Non-dimensional Newton-Puiseux Expansions

Abstract

Recent results in the theory and application of Newton-Puiseux expansions, i.e. fractional power series solutions of equations, suggest further developments within a more abstract algebraic-geometric framework, involving in particular the theory of toric varieties and ideals. Here, we present a number of such developments, especially in relation to the equations of van der Pol, Riccati, and Schrödinger. Some pure mathematical concepts we are led to are Graver, Gröbner, lattice and circuit bases, combinatorial geometry and differential algebra, and algebraic-differential equations.
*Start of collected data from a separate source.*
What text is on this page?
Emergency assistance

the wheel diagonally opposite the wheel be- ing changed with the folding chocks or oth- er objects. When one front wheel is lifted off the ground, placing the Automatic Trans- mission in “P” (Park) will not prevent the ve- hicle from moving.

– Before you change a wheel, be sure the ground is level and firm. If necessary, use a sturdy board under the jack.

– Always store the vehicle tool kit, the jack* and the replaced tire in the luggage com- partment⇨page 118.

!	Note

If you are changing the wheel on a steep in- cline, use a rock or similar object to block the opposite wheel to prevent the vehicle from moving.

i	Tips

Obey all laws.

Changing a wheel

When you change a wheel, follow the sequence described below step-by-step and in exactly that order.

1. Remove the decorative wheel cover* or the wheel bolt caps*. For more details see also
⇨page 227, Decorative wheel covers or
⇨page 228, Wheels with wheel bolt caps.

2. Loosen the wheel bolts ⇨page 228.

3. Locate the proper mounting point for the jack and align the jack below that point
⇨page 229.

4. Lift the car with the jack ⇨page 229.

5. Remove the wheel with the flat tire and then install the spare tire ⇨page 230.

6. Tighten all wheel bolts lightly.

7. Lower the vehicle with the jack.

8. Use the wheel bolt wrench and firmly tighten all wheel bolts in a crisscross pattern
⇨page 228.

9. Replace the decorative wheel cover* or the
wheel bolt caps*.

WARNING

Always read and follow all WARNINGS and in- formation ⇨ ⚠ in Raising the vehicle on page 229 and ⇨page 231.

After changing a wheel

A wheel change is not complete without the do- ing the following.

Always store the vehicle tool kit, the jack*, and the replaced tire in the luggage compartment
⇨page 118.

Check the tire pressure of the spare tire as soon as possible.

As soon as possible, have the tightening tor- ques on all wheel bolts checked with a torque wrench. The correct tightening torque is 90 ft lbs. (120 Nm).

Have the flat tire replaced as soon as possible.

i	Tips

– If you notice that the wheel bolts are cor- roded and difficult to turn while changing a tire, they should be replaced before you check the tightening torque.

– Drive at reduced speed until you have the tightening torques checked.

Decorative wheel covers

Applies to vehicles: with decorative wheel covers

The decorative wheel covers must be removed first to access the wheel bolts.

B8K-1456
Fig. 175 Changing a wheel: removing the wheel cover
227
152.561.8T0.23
Two techniques are coordinated: classical dimensional analysis (DA) in applied mathematics and science, and a polynomial and differential-polynomial formulation of asymptotic expansions, referred to here as Newton-Puiseux (NP) expansions. The latter leads to power series with rational exponents, which depend on the choice of the dominant part of the equations, often referred to as the method of "dominant balance". The paper shows, using a new approach to DA based on toric ideals, how dimensionally homogeneous equations may best be non-dimensionalised, and then, with examples involving differential equations, uses recent work on NP expansions to show how non-dimensional parameters affect the results. Our approach finds a natural home within computational algebraic geometry, i.e. at the interface of abstract and algorithmic mathematics.